PHP Scales

The news that Friendster migrated to PHP from JSP for scalability reasons has triggered much needed discussion in the Java community.

Chris Shiflett at O’Reilly had this to say (source rc3.org):

…how does scalability apply to the Web? First, you should ask yourself whether the Web’s fundamental architecture is scalable. The answer is yes. Some people will describe HTTP’s statelessness in a derogatory manner. The more enlightened people, however, understand that this is one of the key characteristics that make HTTP such a scalable protocol. What makes it scalable? With every HTTP transaction being completely independent, the amount of resources necessary grows linearly with the amount of requests received. In a system that does not scale (where “does not scale” means that it scales poorly), the amount of resources necessary would increase at a higher rate than the number of requests. While HTTP has its flaws (the proper spelling of referrer being one), there’s no arguing that it scales, and this is one of the things that made the Web’s early explosive growth less painful than it would have otherwise been.

The present discussion is about developing Web applications that scale well, and whether particular languages, technologies, and platforms are more appropriate than others. My opinion is that some things scale more naturally than others, and Rasmus’s explanation above touches on this. PHP, when compiled as an Apache module (mod_php), fits nicely into the basic Web paradigm. In fact, it might be easier to imagine PHP as a new skill that Apache can learn. HTTP requests are still handled by Apache, and unless your programming logic specifically requires interaction with another source (database, filesystem, network), your application will scale as well as Apache (with a decrease in performance based upon the complexity of your programming logic). This is why PHP naturally scales. The caveat I mention is why your PHP application may not scale.

A common (and somewhat trite) argument being tossed around is that scalability has nothing to do with the programming language. While it is true that language syntax is irrelevant, the environments in which languages typically operate can vary drastically, and this makes a big difference. PHP is much different than ColdFusion or JSP. In terms of scalability, PHP has an advantage, but it loses a few features that some developers miss (which is why there are efforts to create application servers for PHP). The PHP versus JSP argument should focus on environment, otherwise the point gets lost.

I actually disagree with George’s statement, “PHP doesn’t magically scale ‘naturally'”. Of course, I understand and agree with the spirit of what he’s trying to say, which is that using PHP isn’t going to make your applications magically scale well, but I do believe that PHP has a natural advantage, as I just described. Rasmus seems to agree with me, and George might also agree, despite his statement.

I think PHP scales well because Apache scales well because the Web scales well. PHP doesn’t try to reinvent the wheel; it simply tries to fit into the existing paradigm, and this is the beauty of it.

When he quotes Rasmus Lerdorf I think he gets to the heart of the matter:

A typical Java application will make use of the fact that it is running under a JVM in which you can store session and state data very easily and you can effectively write a web application very much the same way you would write a desktop application. This is very convenient, but it doesn’t scale. To scale this you then have to add other mechanisms to do intra-JVM message passing which adds another level of complexity and performance issues. There are of course ways to avoid this, but the typical first Java implementation of something will fall into this trap.

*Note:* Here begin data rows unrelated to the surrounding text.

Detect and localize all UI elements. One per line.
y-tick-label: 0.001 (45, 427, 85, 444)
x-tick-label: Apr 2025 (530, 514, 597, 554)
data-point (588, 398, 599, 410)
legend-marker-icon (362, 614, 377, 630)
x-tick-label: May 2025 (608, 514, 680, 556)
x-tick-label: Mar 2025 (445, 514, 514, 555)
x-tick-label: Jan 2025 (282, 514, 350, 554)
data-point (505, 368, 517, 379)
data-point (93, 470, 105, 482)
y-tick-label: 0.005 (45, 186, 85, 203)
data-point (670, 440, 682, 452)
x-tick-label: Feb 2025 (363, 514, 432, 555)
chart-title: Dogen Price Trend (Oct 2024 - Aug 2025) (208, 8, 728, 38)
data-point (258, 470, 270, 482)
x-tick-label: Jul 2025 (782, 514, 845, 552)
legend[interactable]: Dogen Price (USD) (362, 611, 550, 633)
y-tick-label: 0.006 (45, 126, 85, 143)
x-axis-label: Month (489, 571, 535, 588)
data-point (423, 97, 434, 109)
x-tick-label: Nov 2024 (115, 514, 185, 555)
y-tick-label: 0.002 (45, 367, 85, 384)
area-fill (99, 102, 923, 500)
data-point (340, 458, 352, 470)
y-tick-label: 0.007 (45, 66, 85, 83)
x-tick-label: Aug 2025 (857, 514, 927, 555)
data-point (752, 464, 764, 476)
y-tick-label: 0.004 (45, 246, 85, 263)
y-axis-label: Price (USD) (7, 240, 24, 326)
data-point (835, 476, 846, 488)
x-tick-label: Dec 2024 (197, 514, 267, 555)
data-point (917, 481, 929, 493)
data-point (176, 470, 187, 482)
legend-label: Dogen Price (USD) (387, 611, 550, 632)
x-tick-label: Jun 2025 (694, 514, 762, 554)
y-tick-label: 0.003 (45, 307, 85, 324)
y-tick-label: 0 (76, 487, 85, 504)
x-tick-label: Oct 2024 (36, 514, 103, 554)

PHP has no scalability issues of this nature. Each request is completely sandboxed from every other request and there is nothing in the language that leads people towards writing applications that don’t scale.

It’s been my experience that because of Java’s abundance of riches when it comes to application design, many using it concentrate too much on tuning the Java code on the application tier, instead concentrating on all other areas of opportunity.

Because PHP does not offer so many different options to cache or pass data within applications written with it, there is far less chance for a developer or project manager to think the scalability problem can be solved entirely there. It forces you to look at the other sub-systems in across your architecture and make sure you have the resources to do so.

I have a perfect example from work experience that I?ll share with you sometime.